Thanks to riecoin my gmp is already custom compiled and tuned. I only mentioned testnet as the diffidently was high and was increasing at a steady rate.
Interesting that you get some performance out of SIMD with the code as is. One of the first things I did was to compile with "-ftree-vectorize -mavx2 -ftree-vectorizer-verbose=5" to see what auto-vectorising found. It didn't find much (any?) to vectorise as most of the size of the loops aren't know at compile time (there are trick you can use however) or a non-uniform step being used.
Regards,
PS. The fact that GCC couldn't vectorise what should be very conducive to vectorising is a good avenue to work on for speed-ups.
--
bsunau7
Interesting that you get some performance out of SIMD with the code as is. One of the first things I did was to compile with "-ftree-vectorize -mavx2 -ftree-vectorizer-verbose=5" to see what auto-vectorising found.

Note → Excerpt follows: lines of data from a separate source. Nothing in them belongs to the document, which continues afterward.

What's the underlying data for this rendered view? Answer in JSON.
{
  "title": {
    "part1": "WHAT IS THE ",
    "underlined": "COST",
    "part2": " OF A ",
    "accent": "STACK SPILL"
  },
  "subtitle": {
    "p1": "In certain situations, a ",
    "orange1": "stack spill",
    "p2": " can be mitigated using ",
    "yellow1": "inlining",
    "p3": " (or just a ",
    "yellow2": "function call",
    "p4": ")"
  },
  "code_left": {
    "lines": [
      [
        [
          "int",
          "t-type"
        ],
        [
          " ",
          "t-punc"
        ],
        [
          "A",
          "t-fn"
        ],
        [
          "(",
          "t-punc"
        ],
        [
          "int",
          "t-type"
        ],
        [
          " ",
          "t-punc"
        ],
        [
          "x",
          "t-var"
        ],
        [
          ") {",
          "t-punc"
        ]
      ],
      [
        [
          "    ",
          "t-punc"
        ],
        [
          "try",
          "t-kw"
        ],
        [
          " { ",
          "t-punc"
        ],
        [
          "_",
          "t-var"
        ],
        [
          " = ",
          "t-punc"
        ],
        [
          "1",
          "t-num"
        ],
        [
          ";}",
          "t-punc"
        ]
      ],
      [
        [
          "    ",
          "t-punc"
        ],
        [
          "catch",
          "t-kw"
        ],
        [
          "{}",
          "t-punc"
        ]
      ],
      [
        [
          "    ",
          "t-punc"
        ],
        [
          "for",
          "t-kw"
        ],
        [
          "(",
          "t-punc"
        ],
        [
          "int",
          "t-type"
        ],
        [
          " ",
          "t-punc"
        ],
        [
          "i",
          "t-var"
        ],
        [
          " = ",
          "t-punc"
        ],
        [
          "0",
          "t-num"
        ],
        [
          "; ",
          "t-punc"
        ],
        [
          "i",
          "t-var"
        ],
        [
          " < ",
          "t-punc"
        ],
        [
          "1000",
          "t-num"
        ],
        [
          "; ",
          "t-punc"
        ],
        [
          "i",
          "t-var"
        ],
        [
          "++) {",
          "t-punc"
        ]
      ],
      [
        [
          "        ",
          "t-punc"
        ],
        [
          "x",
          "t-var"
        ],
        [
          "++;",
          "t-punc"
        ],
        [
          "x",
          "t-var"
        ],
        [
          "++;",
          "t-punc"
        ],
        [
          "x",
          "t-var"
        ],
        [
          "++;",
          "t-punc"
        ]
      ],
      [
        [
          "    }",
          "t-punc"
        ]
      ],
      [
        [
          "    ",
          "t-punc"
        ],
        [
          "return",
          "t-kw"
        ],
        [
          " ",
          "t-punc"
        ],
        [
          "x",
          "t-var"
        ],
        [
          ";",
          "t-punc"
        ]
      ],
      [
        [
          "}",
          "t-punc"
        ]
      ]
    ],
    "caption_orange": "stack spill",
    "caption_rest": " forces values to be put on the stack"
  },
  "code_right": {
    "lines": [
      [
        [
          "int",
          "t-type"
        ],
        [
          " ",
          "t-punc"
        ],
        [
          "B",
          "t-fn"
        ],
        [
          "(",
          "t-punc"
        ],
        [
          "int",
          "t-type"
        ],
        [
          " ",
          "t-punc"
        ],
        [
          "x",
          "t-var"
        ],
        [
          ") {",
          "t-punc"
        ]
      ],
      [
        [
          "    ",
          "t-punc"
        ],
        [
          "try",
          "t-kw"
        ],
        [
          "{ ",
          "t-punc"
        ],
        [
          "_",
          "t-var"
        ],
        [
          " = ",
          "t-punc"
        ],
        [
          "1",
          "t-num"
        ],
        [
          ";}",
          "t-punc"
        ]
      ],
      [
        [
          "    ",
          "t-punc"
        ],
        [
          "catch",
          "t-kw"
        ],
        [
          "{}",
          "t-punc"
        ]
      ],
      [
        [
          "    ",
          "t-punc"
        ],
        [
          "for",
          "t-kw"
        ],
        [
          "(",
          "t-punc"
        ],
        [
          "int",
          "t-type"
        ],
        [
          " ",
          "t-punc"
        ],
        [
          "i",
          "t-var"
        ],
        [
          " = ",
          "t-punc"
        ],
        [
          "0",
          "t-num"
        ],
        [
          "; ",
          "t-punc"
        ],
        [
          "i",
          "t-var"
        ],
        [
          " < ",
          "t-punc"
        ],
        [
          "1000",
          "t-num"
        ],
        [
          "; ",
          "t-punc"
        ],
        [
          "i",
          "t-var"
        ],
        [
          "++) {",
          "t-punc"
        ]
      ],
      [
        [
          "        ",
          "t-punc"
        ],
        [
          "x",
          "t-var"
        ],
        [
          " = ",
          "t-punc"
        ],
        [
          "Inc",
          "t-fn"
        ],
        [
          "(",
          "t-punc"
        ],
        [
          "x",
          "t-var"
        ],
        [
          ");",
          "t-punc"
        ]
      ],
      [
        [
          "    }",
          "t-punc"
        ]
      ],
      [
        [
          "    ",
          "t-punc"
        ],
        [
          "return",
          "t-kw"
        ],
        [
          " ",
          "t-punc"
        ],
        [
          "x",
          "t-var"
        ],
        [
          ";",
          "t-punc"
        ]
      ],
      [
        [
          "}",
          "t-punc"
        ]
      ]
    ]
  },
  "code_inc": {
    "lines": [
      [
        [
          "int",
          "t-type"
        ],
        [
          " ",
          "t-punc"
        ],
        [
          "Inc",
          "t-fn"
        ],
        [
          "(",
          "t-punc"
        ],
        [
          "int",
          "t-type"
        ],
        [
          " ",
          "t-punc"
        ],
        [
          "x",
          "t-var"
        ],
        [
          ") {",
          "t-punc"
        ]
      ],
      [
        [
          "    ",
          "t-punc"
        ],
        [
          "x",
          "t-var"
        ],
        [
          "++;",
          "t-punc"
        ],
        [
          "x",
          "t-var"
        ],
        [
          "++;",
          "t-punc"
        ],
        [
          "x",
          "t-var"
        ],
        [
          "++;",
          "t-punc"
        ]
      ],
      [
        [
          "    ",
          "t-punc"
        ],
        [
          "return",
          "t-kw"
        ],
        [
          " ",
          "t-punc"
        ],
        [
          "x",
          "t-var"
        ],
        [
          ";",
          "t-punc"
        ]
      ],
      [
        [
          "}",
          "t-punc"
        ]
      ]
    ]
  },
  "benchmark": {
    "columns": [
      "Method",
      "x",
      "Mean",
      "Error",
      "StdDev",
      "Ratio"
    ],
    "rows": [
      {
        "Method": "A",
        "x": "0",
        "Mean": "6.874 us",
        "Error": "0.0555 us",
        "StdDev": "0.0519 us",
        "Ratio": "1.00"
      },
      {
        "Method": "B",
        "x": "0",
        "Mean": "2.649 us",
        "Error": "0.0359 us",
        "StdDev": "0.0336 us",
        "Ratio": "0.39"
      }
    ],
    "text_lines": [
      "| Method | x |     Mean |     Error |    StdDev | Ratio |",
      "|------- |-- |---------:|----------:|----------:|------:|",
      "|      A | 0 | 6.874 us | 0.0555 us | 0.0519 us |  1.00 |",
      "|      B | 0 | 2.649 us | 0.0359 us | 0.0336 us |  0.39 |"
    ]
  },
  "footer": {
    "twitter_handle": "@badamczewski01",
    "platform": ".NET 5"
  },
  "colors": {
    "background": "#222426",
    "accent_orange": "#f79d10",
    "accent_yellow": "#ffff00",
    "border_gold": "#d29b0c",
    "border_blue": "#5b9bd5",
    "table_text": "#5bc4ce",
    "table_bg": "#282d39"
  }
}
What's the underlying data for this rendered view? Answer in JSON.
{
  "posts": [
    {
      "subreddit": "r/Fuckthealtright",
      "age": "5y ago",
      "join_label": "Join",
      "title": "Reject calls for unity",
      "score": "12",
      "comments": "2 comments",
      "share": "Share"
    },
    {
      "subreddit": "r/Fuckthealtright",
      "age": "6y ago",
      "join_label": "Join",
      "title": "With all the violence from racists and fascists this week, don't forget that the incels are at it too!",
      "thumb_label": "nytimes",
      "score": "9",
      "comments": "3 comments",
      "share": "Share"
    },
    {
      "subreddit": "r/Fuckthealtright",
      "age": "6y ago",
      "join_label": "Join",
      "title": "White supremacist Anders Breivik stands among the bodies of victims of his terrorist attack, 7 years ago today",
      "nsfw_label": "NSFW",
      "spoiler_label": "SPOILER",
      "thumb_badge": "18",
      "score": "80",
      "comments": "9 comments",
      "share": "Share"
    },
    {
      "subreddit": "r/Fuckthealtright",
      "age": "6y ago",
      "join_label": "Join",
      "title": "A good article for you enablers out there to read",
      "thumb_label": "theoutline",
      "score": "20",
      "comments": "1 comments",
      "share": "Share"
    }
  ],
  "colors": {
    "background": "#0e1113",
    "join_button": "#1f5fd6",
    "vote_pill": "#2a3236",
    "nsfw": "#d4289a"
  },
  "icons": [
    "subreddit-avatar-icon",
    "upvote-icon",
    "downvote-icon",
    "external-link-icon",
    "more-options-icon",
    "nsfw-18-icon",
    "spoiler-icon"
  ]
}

It didn't find much (any?) to vectorise as most of the size of the loops aren't know at compile time (there are trick you can use however) or a non-uniform step being used.
Regards,
PS. The fact that GCC couldn't vectorise what should be very conducive to vectorising is a good avenue to work on for speed-ups.
--
bsunau7
Its not only the vector extensions that are added, its switching between march=native to everything up to core-avx2. And O2 to O3. I dont know what exactly did the trick, has to be something thats added here.